Secondary Market Annuities as a Source of Secure Investment Returns
Secondary Market Annuities as a Source of Secure Investment Returns
In 2008, when large institutional investors began to suffer severe financial distress from the “un-winding” of various real estate “mortgage backed asset securitizations”, cash flow in the banking sector and financial markets all but ceased to exist. One immediate solution to the problem was to make available to “private investors”, the same low risk, high yield, commercial grade paper arising from primary market “factored” annuities; previously only available to large institutional investors.

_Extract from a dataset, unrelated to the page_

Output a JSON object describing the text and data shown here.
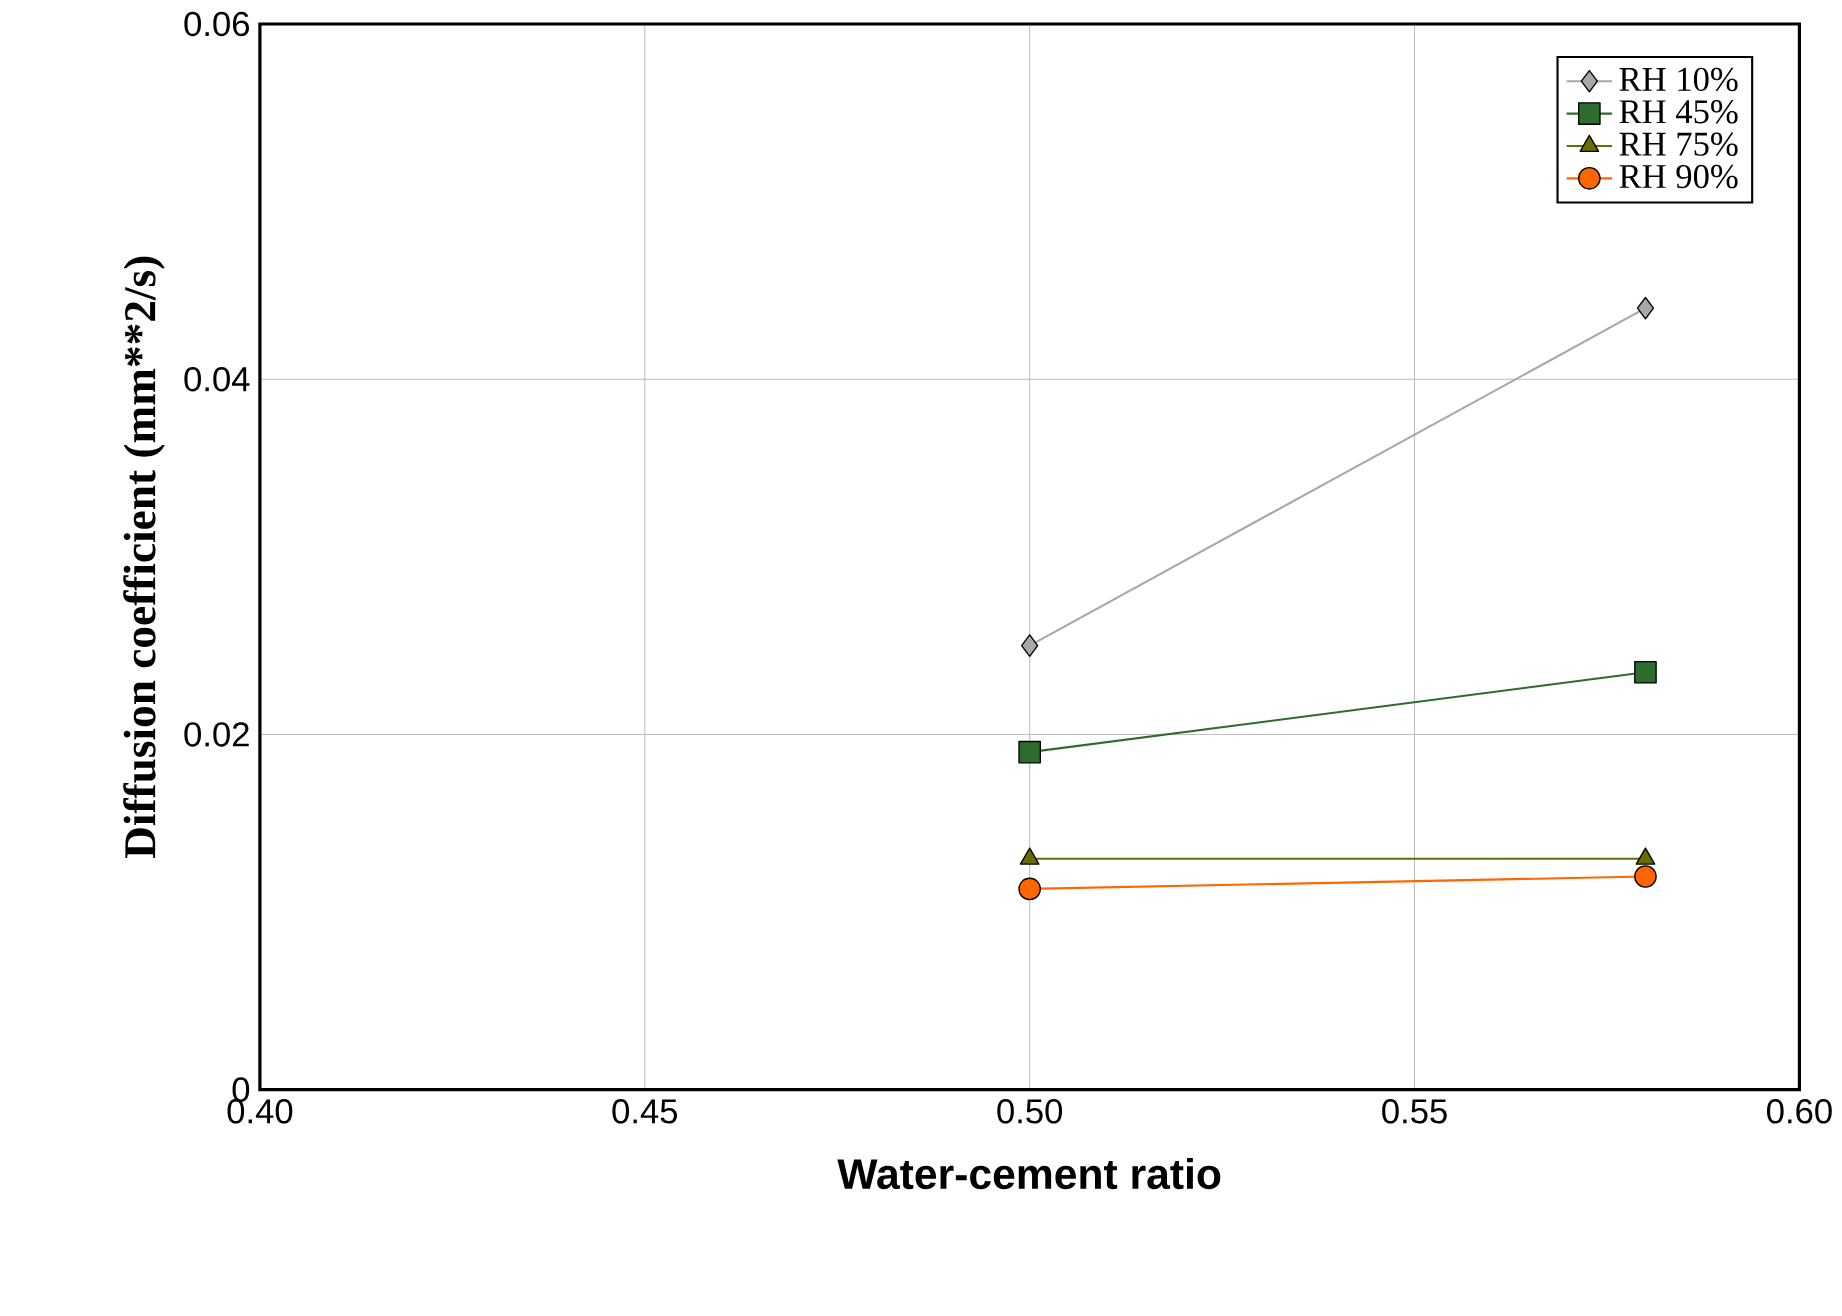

“Factored Annuities” are “pre-issued” or “secondary market” annuities arising from structured settlements, lottery winnings, casino jackpots, and/or similar payment streams that have been previously sold by an original annuitant. And, the rates of return that are available to “private investors” generally range anywhere from 4.00 to 9.00% (based on an annual effective return).
Most important, is the low level of risk that accompanies the purchase of a “pre-issued” annuity as a “private investor” will “step into the shoes” of the original annuitant and will generally be entitled to same guarantees and protections initially offered the original annuitant by various rated insurance carriers that originally issued the underlying annuity.
The “purchase” is also generally accomplished through the use of a 3rd party “factoring company”; as a highly regulated Federal and State Court approval process is first required. Once completed, however, the “private investor” ultimately receives the initial annuitant’s “vested rights” to a future payment stream”.